Division History

The Division of Neonatology is notable for its many contributions to the field of neonatal intensive care. Although the division was not officially founded until May of 1959, our clinician-scientists contributed substantially to the field before that.

Dr. Richard L. Day, a pioneer in neonatal medicine, joined the faculty of Babies Hospital in 1935. His landmark studies on the effects of bilirubin on the rat brain led to the hypothesis that bilirubin was the damaging agent to the extrapyramidal nuclei, not merely a yellow marker of damage. Dr. Day established the first unit for premature infants in the nation at Babies Hospital in 1949.
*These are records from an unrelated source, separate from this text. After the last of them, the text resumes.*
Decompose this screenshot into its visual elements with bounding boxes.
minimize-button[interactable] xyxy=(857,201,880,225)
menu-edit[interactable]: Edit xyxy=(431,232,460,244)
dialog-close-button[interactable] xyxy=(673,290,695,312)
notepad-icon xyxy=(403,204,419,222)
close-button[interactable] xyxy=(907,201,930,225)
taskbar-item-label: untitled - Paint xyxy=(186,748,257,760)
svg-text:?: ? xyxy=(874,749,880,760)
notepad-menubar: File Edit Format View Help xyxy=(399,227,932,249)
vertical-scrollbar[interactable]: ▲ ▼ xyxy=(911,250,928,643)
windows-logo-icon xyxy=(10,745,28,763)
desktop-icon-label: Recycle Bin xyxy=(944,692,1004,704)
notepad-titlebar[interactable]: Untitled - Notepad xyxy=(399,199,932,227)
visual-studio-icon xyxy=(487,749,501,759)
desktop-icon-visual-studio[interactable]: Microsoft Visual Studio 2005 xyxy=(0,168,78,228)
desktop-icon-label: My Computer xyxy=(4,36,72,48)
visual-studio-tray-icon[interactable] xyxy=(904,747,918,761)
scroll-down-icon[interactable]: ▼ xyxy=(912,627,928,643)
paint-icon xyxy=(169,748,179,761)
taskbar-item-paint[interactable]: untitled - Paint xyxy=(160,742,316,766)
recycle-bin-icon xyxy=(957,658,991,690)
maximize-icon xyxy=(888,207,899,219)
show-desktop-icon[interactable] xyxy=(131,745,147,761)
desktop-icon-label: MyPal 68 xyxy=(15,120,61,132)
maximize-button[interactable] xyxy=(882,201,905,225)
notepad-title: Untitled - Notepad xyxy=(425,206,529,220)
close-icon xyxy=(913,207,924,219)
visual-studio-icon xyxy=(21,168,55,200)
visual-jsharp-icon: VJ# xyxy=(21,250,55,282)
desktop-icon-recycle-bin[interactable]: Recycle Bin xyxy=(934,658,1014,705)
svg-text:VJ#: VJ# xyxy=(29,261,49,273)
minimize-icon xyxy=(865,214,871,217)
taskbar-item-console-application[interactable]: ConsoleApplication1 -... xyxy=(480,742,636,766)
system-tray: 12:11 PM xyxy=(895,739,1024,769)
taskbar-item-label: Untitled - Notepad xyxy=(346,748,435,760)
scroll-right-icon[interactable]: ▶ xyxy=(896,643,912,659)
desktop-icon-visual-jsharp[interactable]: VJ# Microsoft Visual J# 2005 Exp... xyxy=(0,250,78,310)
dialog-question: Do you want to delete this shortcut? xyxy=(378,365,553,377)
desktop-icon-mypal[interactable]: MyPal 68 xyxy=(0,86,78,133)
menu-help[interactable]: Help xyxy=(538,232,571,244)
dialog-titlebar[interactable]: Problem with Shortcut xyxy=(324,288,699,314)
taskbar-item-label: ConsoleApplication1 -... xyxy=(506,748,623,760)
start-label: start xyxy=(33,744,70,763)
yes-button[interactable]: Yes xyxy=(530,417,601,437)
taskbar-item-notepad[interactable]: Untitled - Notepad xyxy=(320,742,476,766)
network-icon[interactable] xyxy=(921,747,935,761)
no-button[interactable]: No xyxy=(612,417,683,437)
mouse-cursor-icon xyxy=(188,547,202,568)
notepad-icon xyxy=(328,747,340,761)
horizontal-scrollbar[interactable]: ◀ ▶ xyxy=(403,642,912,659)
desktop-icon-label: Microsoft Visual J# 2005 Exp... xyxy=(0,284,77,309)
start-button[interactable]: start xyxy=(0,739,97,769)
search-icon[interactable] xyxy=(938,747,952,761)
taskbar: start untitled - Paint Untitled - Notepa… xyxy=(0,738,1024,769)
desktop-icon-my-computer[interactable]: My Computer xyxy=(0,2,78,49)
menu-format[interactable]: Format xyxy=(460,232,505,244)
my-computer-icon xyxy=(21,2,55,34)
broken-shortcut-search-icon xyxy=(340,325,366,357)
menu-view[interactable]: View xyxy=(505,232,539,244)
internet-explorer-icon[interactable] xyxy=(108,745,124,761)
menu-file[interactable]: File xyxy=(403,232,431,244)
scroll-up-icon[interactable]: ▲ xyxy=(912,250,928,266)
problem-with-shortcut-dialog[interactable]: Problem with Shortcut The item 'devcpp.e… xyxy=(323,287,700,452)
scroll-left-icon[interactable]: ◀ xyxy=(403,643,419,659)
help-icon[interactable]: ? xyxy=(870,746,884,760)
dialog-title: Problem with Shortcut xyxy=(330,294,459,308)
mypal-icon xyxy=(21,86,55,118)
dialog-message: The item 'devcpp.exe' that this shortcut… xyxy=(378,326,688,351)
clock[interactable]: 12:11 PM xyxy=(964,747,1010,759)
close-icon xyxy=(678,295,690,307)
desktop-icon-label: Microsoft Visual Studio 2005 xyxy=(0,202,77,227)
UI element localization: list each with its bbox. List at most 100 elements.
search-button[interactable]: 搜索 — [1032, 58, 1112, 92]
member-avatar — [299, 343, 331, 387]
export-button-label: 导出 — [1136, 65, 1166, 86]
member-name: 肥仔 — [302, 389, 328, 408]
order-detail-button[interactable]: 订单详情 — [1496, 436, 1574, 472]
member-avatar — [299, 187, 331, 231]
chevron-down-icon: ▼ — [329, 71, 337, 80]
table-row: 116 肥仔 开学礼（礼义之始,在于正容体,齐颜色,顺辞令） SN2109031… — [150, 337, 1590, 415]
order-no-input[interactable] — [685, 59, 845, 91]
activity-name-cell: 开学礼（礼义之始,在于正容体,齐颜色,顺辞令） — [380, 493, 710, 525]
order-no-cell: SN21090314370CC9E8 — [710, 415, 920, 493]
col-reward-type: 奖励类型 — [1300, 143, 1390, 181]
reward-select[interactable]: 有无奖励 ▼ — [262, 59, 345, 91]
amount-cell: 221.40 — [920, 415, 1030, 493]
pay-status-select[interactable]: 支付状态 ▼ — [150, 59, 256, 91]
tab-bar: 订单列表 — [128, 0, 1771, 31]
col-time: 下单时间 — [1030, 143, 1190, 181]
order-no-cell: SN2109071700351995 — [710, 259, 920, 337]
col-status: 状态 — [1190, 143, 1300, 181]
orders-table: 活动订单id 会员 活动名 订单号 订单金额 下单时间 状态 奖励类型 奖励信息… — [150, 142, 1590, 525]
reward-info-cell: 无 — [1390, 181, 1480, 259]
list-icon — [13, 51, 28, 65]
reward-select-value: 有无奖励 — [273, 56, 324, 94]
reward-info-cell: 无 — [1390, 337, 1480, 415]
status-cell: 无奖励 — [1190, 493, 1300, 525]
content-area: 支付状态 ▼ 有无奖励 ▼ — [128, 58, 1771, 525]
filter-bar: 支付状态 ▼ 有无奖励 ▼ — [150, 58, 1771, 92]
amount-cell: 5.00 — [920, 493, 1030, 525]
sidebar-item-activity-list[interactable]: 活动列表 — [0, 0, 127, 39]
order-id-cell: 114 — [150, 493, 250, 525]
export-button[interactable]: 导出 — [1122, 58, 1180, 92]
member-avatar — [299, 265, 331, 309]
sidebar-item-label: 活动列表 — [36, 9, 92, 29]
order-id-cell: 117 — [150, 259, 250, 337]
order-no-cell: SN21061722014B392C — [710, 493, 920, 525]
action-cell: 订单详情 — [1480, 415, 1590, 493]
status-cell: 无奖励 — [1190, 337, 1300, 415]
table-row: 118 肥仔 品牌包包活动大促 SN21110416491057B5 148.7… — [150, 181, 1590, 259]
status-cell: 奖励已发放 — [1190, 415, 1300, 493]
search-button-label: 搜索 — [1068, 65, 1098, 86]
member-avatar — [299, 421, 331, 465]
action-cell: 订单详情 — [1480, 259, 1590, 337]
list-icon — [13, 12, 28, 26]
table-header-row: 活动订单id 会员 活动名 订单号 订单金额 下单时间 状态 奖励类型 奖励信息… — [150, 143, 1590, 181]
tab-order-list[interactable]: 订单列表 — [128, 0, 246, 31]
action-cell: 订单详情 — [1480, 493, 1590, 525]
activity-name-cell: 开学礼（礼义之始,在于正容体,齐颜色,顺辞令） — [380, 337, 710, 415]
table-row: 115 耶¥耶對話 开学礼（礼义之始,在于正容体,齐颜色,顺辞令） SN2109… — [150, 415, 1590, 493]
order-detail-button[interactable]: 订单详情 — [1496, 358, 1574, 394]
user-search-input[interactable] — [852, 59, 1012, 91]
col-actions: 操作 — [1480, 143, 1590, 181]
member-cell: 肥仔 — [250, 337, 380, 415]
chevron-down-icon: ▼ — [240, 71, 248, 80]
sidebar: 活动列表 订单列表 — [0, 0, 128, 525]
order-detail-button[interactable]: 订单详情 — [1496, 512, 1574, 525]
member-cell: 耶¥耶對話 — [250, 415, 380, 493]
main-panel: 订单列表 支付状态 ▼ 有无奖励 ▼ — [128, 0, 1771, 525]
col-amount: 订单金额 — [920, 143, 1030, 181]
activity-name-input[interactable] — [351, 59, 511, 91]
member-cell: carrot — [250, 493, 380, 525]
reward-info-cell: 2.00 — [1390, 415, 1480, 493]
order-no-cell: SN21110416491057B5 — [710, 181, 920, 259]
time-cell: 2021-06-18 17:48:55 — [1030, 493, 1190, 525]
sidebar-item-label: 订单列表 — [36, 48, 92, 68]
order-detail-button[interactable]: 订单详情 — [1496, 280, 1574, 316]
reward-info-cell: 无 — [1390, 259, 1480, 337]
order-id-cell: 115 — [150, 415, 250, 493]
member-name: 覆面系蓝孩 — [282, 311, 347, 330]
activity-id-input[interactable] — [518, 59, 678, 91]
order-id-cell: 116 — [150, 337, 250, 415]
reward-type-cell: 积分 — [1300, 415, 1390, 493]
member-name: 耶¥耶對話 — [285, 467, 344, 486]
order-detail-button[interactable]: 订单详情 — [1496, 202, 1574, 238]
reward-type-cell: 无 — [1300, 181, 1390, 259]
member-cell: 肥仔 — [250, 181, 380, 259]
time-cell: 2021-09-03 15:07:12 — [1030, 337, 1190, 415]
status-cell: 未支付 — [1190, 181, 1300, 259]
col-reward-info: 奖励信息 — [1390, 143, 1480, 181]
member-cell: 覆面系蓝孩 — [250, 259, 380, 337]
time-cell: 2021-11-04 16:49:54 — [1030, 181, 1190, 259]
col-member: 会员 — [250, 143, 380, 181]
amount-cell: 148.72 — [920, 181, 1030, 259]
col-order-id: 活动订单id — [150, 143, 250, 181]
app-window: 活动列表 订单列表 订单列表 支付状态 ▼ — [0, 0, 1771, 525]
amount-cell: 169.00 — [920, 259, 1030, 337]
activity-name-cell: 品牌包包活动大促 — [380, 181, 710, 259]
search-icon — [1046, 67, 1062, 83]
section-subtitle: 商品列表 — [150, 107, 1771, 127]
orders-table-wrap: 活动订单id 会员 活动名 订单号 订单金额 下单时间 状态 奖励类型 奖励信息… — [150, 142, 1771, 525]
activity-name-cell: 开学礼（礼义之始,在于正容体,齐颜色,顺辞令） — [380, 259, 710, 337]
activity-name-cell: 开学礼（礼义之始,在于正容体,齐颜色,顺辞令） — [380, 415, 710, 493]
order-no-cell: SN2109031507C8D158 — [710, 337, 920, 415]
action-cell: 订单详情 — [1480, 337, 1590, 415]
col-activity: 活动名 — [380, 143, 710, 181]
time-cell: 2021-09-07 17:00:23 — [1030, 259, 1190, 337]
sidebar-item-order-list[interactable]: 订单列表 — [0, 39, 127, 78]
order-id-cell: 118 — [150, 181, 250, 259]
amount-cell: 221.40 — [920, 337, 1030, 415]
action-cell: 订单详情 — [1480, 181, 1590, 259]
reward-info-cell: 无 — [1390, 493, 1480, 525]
Dr. William Silverman was a disciple of Richard Day and is considered by many the father of evidence-based neonatal medicine. Dr. Silverman and his trainee Dr. Jack Sinclair undertook some of the first controlled clinical trials in neonatal patients. Dr. Sinclair’s Effective Care of the Preterm Infant was the first textbook entirely devoted to evidence-based neonatal practices, and he helped establish the Neonatal Collaborative Review Group of the Cochrane Collaboration.

Drs. L. Stanley James and Virginia Apgar were among the first investigators to measure the acid-base and oxygen status in the neonatal intensive care unit and made major contributions to the understanding of perinatal and neonatal physiology.

Drs. Mervin Susser, Zina Stein, and Nigel Paneth helped establish the Gertrude H. Sergievsky Center at Columbia University, one of the first centers to foster perinatal and pediatric epidemiology.

The division also has a long-standing interest in neurodevelopment and has well-established collaborations with developmental psychobiologists at the New York State Psychiatric Institute.